Small businesses and a religious group are suing Illinois over a law requiring that all health insurance policies sold in the state provide coverage for elective chemical and surgical abortions, with no exemptions, even for churches.
The plaintiffs allege that Illinois Gov. J.B. Pritzker, a Democrat, the Department of Insurance, and its director, Robert Muriel, have failed to protect the plaintiffs’ rights. They ask the court to declare the mandate unlawful and preliminarily enjoin the state from enforcing it.
The Reproductive Health Act repealed the Illinois Abortion Law of 1975, which provided for spousal consent, waiting periods, restrictions on abortion facilities, and criminal penalties for violations.
“Radical partisans have forced employers of faith in Illinois into a terrible choice: either pay for the intentional termination of unborn children, or leave your employees’ families and your own without health insurance,” said Peter Breen, vice president and senior counsel for the Thomas More Society.
The Supreme Court “has repeatedly condemned this sort of government coercion against people of faith, including in the 2014 Burwell v. Hobby Lobby Stores Inc. decision,” he said.
The Hobby Lobby case was a challenge to the federal Patient Protection and Affordable Care Act (ACA), also known as the Obamacare statute. The Christian arts and crafts chain store owners, who say they run their business on biblical principles, believed that the use of contraception was immoral and resisted offering it in their employment-based group health care plans, as required under the Obamacare law. Exemptions were available for religious employers and nonprofit religious institutions, but no exemption applied to Hobby Lobby because it was a for-profit organization.
In a 5–4 decision written by Justice Samuel Alito, the Supreme Court held that the federal Religious Freedom Restoration Act of 1993 gives for-profit companies the ability to deny contraception coverage to employees based on a religious objection.

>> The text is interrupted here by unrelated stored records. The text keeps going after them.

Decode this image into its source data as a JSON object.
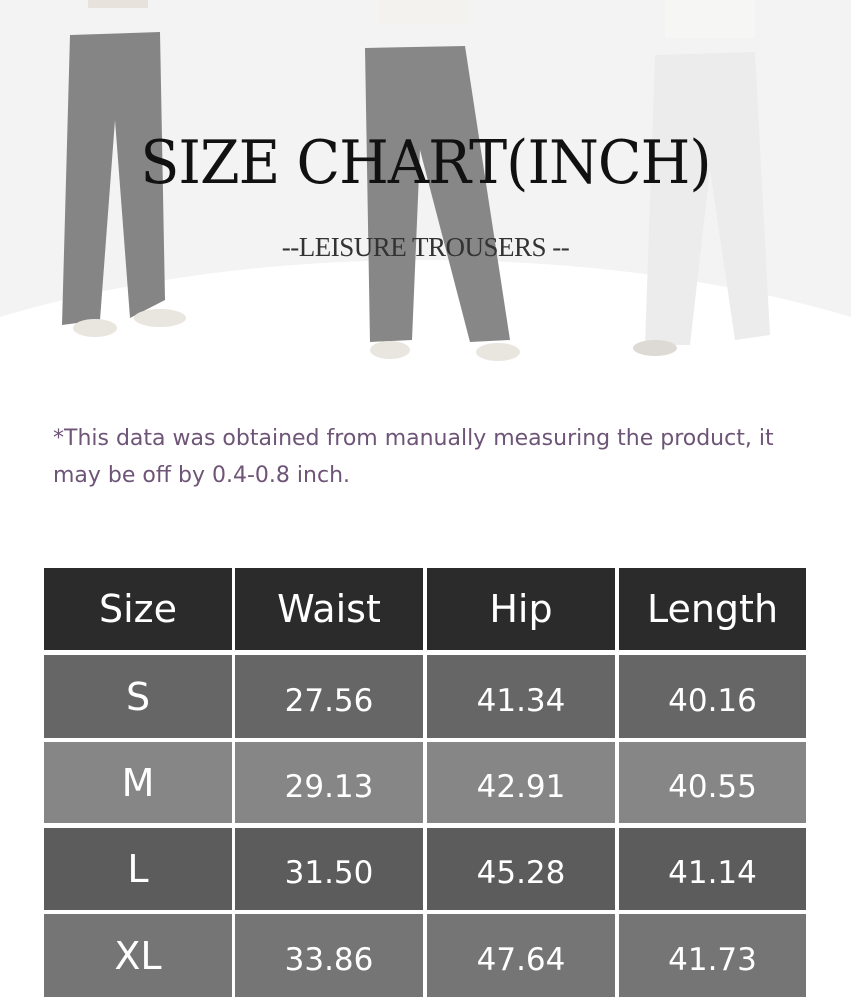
{
  "header": {
    "title": "SIZE CHART(INCH)",
    "subtitle": "--LEISURE TROUSERS --"
  },
  "note": "*This data was obtained from manually measuring the product, it may be off by 0.4-0.8 inch.",
  "colors": {
    "header_bg": "#2b2b2b",
    "note_text": "#6e5577",
    "row_bg": [
      "#666666",
      "#868686",
      "#5c5c5c",
      "#757575"
    ]
  },
  "table": {
    "columns": [
      "Size",
      "Waist",
      "Hip",
      "Length"
    ],
    "rows": [
      [
        "S",
        "27.56",
        "41.34",
        "40.16"
      ],
      [
        "M",
        "29.13",
        "42.91",
        "40.55"
      ],
      [
        "L",
        "31.50",
        "45.28",
        "41.14"
      ],
      [
        "XL",
        "33.86",
        "47.64",
        "41.73"
      ]
    ]
  }
}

“Illinois law protects the sincerely held beliefs of our state’s nonprofits and businesses, but our state’s politicians and bureaucrats have sat silent in response to the conscientious objections of people of faith to paying for elective abortions,” Breen said.
“We have very strong claims,” Breen told The Epoch Times in an interview. “We are hoping to get this mandate thrown out.”
“The Department of Insurance has not taken any steps to give any relief to churches and business owners of faith, so we’ve been forced to go into court to secure those rights for our clients.”
The Illinois Department of Insurance didn’t immediately respond to inquiries by The Epoch Times.